Player Counts and Locations
Calling out where opponents are and how many are left is the most valuable thing you can do for your team. Keep it simple:
- “Two back center” — two opponents near the center of their back line.
- “One snake side” — a player on the snake side of the field.
- “He’s in the Dorito” — opponent located in the Dorito bunker.
When a teammate gets an elimination, they should call it immediately: “One down snake side!” This tells everyone the count has changed and may open up a lane to push through.
Action Calls
These are short commands that coordinate movement:
- “G” or “Go” — the signal to execute a planned move, whether that’s a push, a lane switch, or a coordinated breakout.
- “Bumping” — you’re moving up to the next bunker.
- “Posting” — you’re about to lean out and shoot from your position.
- “Last” — you’re the last player alive on your team. This changes everything about how you play.
Paint and Status Calls
- “I’m hit” — you’ve been eliminated. Say it loud so your teammates know the count.
- “I’m low” — running out of paint. Someone needs to cover your lane.
- “Reload” — you’re refilling your hopper and can’t shoot for a moment.
Hand Signals
You can’t always yell. Sometimes the other team is close enough to hear everything you’re saying, and giving away your plan defeats the purpose. That’s where hand signals come in.
Keep your signal set small and obvious. Complicated hand signals get forgotten under pressure. Three or four is plenty:
- Holding up fingers — number of opponents you can see in a direction.
- Pointing — indicating where an opponent is or where you plan to move.
- Closed fist — hold position, don’t move.
- Open hand pushing forward — move up, push.
Hand signals work best between players who can see each other. They’re most useful in speedball where the field is compact and teammates are within line of sight, but they apply to any format.
Keep It Simple
The biggest communication mistake teams make is overcomplicating things. You don’t need a code system. You don’t need radio protocol. You need three things: what you see, where it is, and what you’re doing about it.
“Two players, right side, I’m pushing up” contains everything your team needs to know. Compare that to silence, or worse, someone screaming “over there!” with no useful detail attached.
Talk in short bursts. Say what matters. Then get back to playing.
Common Communication Mistakes
Yelling too much. There’s a difference between communicating and just making noise. Constant screaming drowns out the useful information. If you’re shouting nonstop, your teammates tune you out and miss the one callout that actually matters.
Not calling your eliminations. This is the most damaging communication failure in paintball. When you get hit and walk off the field in silence, your team doesn’t know the count has changed. They’re making decisions based on bad information. Every time you’re eliminated, announce it loud and clear so your team can adjust.
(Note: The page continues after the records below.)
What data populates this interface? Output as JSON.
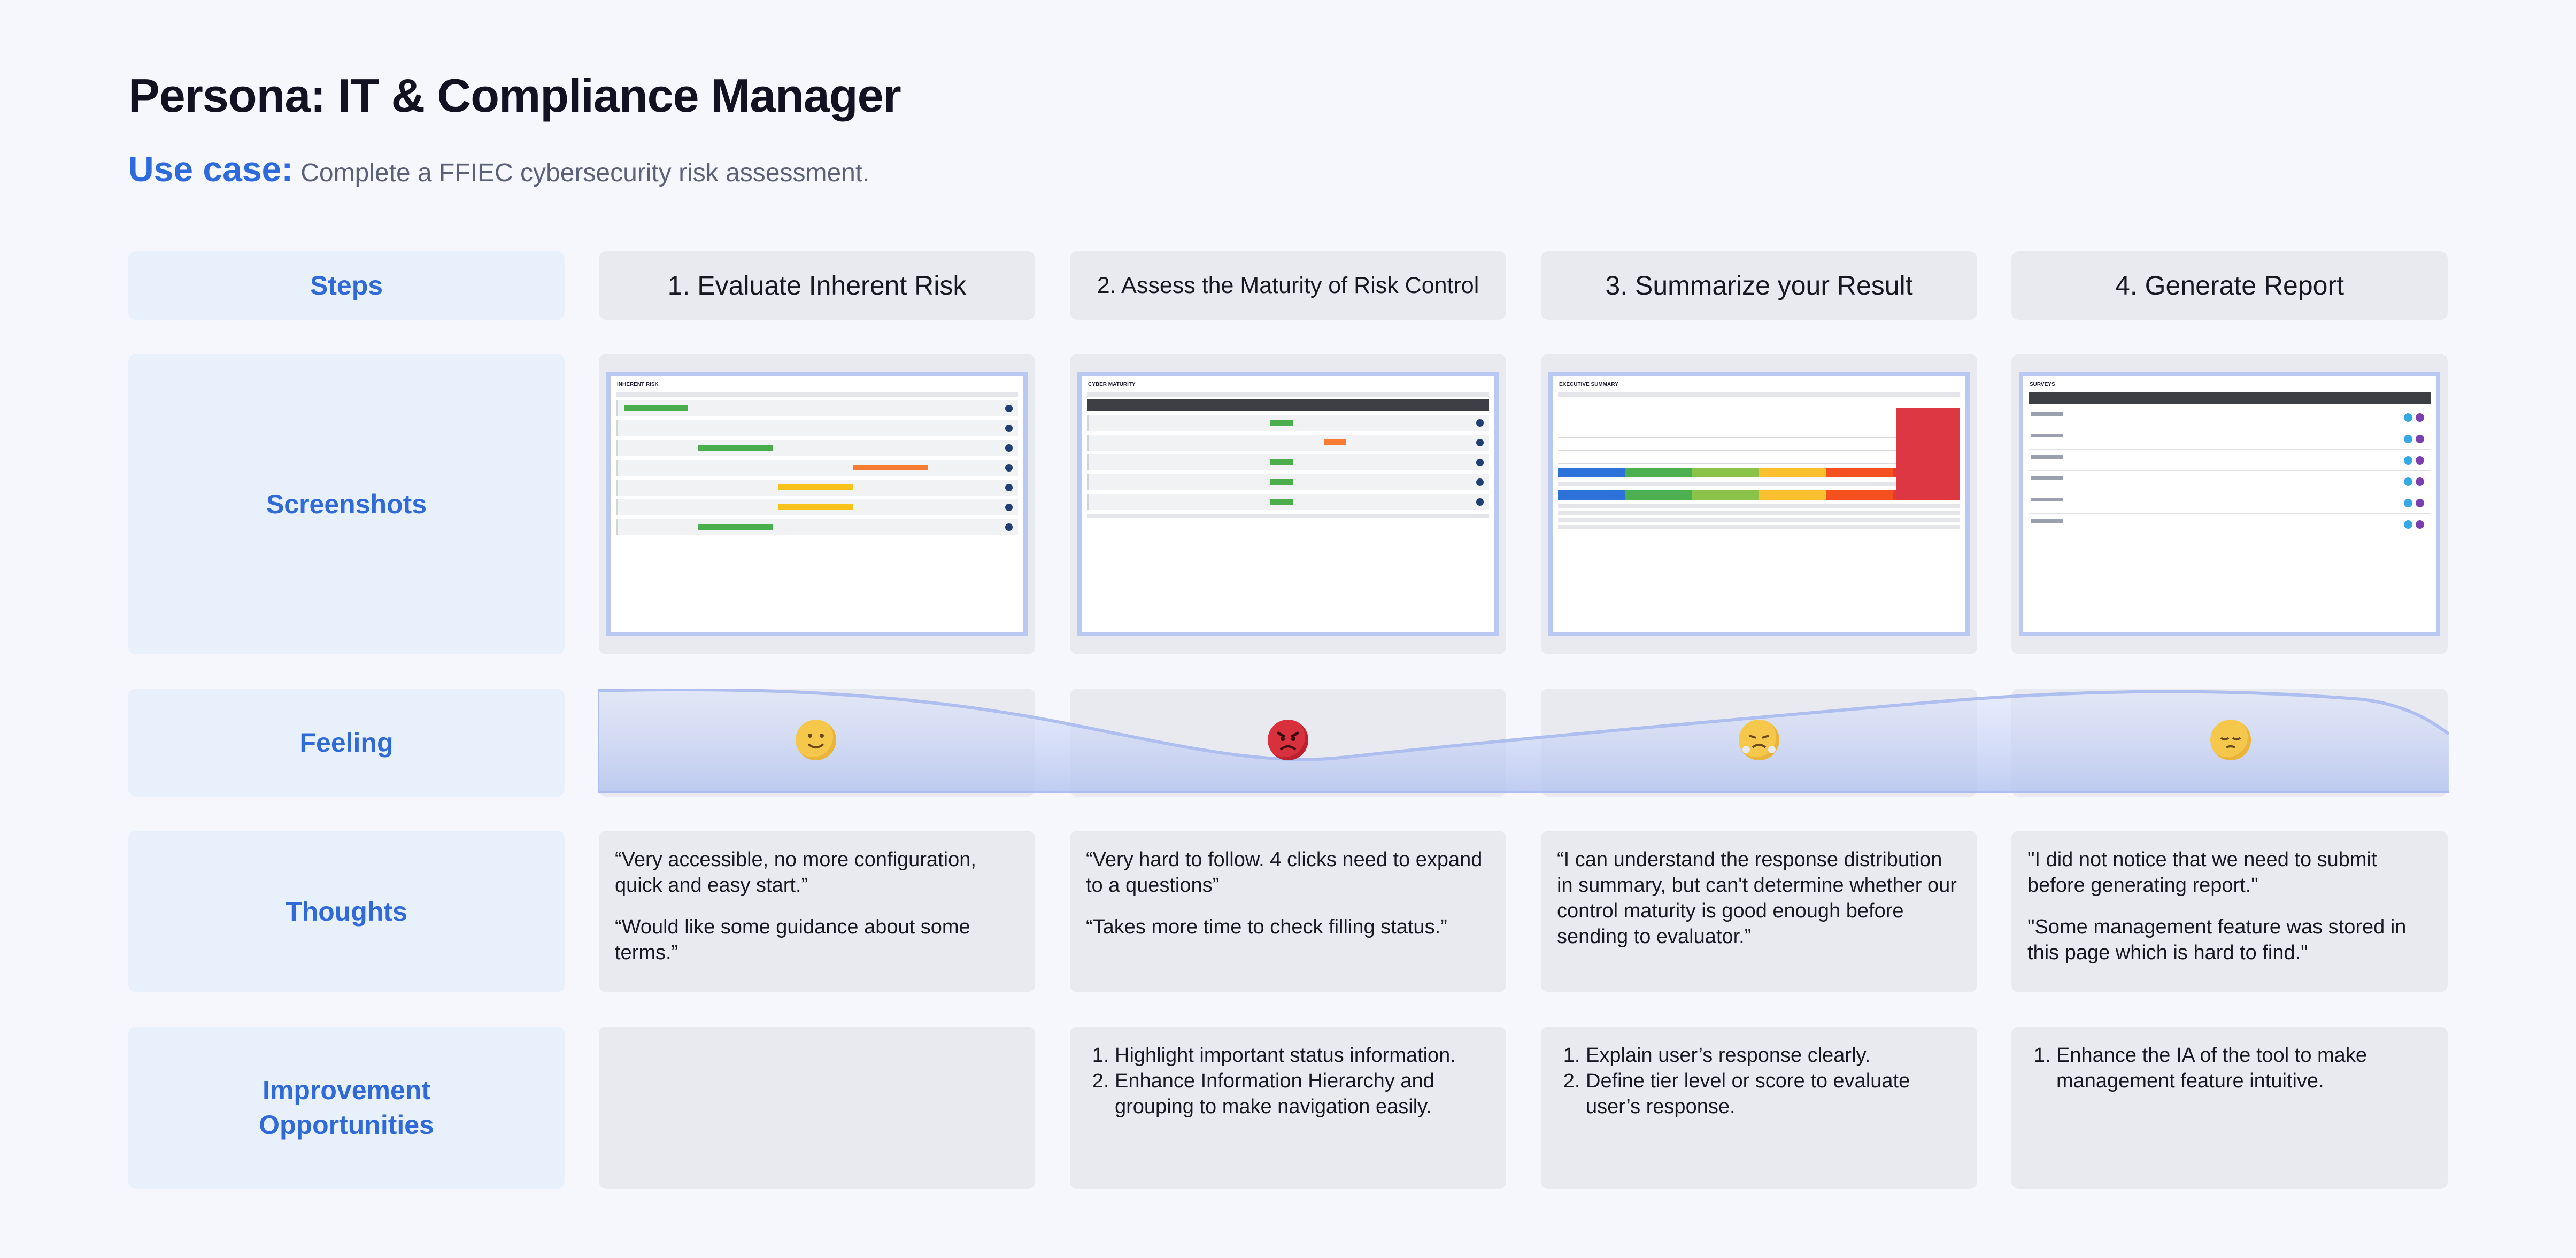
{
  "title": "Persona: IT & Compliance Manager",
  "use_case": {
    "label": "Use case:",
    "text": "Complete a FFIEC cybersecurity risk assessment."
  },
  "rows": {
    "steps": "Steps",
    "screenshots": "Screenshots",
    "feeling": "Feeling",
    "thoughts": "Thoughts",
    "improvement": "Improvement Opportunities"
  },
  "steps": [
    {
      "title": "1. Evaluate Inherent Risk",
      "feeling_icon": "slightly-smiling-face-icon",
      "thoughts": [
        "“Very accessible, no more configuration, quick and easy start.”",
        "“Would like some guidance about some terms.”"
      ],
      "improvements": []
    },
    {
      "title": "2. Assess the Maturity of Risk Control",
      "feeling_icon": "angry-face-icon",
      "thoughts": [
        "“Very hard to follow. 4 clicks need to expand to a questions”",
        "“Takes more time to check filling status.”"
      ],
      "improvements": [
        "Highlight important status information.",
        "Enhance Information Hierarchy and grouping to make navigation easily."
      ]
    },
    {
      "title": "3. Summarize your Result",
      "feeling_icon": "steaming-face-icon",
      "thoughts": [
        "“I can understand the response distribution in summary, but can't determine whether our control maturity is good enough before sending to evaluator.”"
      ],
      "improvements": [
        "Explain user’s response clearly.",
        "Define tier level or score to evaluate user’s response."
      ]
    },
    {
      "title": "4. Generate Report",
      "feeling_icon": "pensive-face-icon",
      "thoughts": [
        "\"I did not notice that we need to submit before generating report.\"",
        "\"Some management feature was stored in this page which is hard  to find.\""
      ],
      "improvements": [
        "Enhance the IA of the tool to make management feature intuitive."
      ]
    }
  ],
  "screenshot_headers": [
    "INHERENT RISK",
    "CYBER MATURITY",
    "EXECUTIVE SUMMARY",
    "SURVEYS"
  ],
  "feeling_levels": [
    0.55,
    0.05,
    0.35,
    0.55
  ],
  "colors": {
    "accent": "#2f6ad8",
    "curve": "#aebfef",
    "label_bg": "#e8f0fc",
    "card_bg": "#e9eaf0"
  }
}
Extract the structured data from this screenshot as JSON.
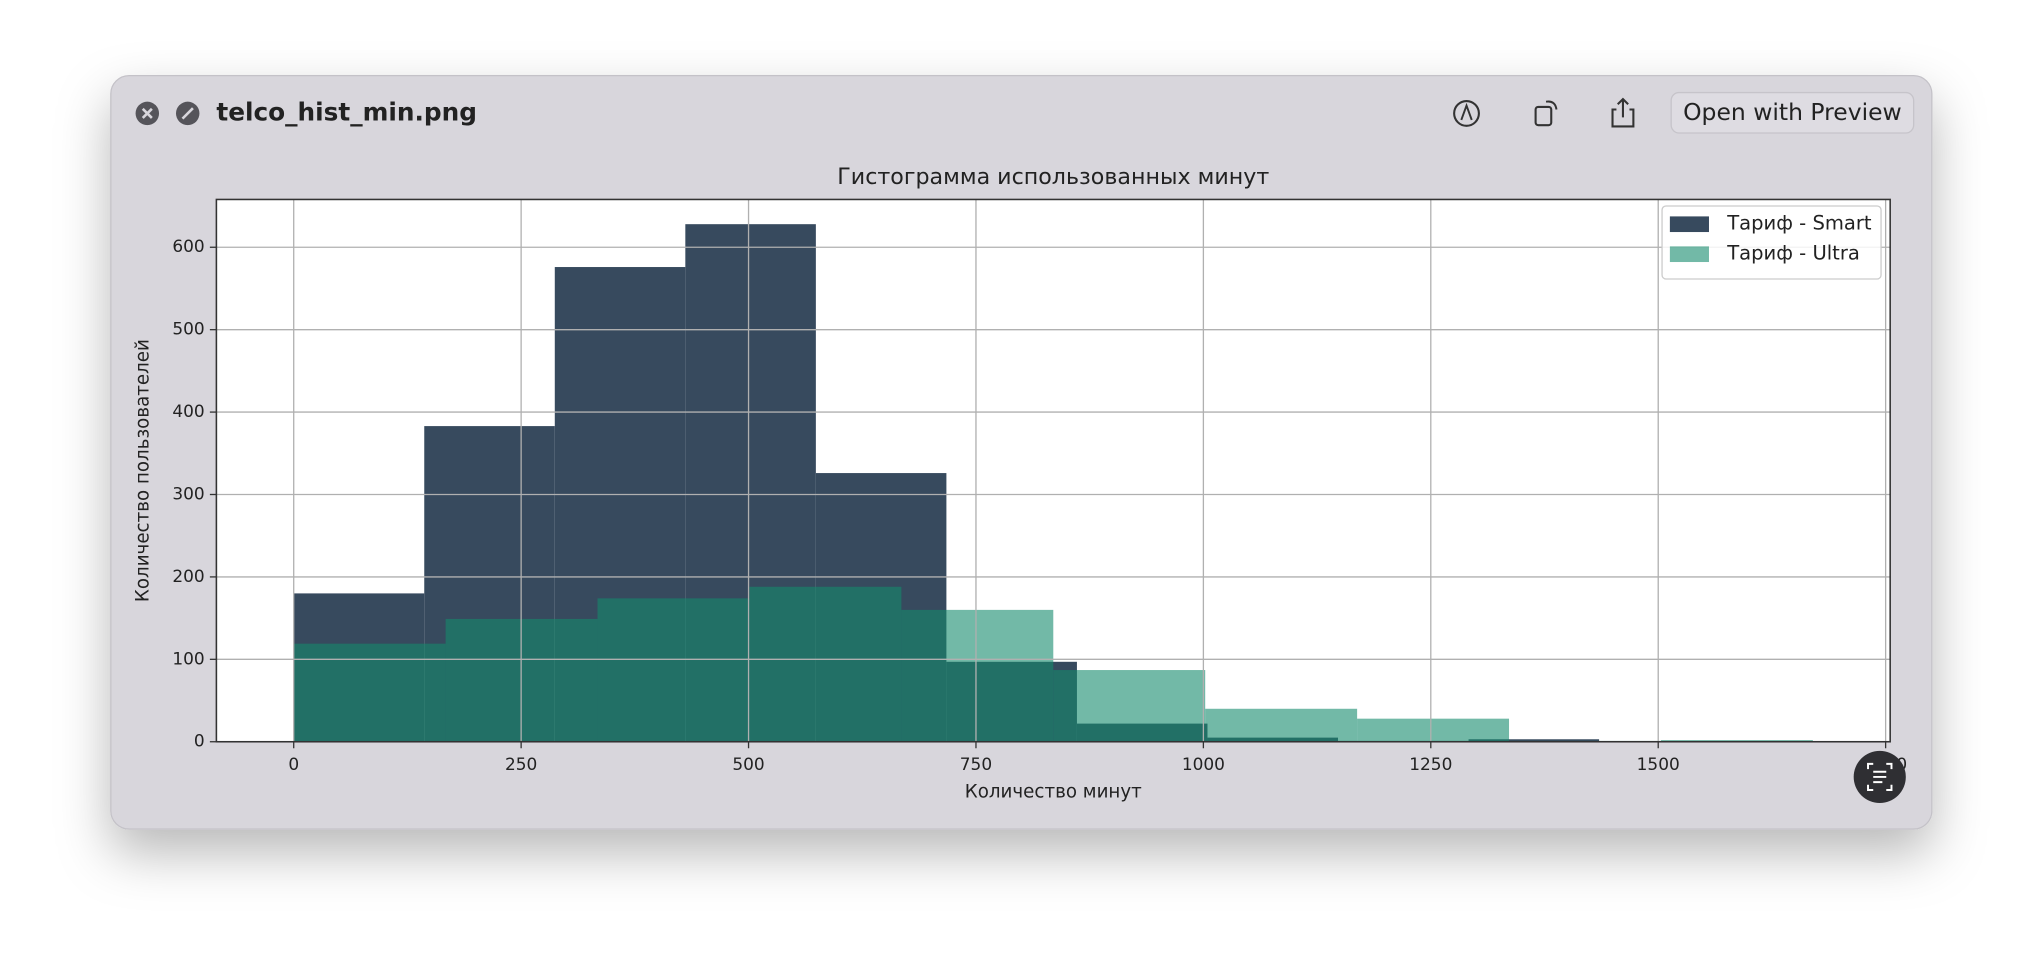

Giving stale information. Calling out an opponent’s position is only useful if they’re still there. If you saw someone in a bunker thirty seconds ago, say “last seen” instead of stating it as current fact. Positions change fast.
Talking instead of shooting. Communication supports action; it doesn’t replace it. If you’re so focused on calling out positions that you forget to actually shoot, you’re hurting your team in a different way. Shoot first, then talk between bursts.
Ignoring your teammates’ callouts. Communication is a two-way system. If someone on your team is giving you information and you’re not listening, all their effort is wasted. Train yourself to process what you hear even when you’re focused on your own lane.
Make It a Habit
Communication in paintball is a skill like any other — one you can sharpen with focused training drills. It feels awkward at first, especially if you’re playing with strangers. But the more you do it, the more natural it becomes. Start with the basics: call out what you see, announce when you’re hit, and tell your team when you’re moving.
You’ll notice the difference immediately. Games start feeling less chaotic. Pushes actually work because everyone moves at the same time. Eliminations happen because someone told you exactly where to shoot.
Paintball is a team sport. Play it like one.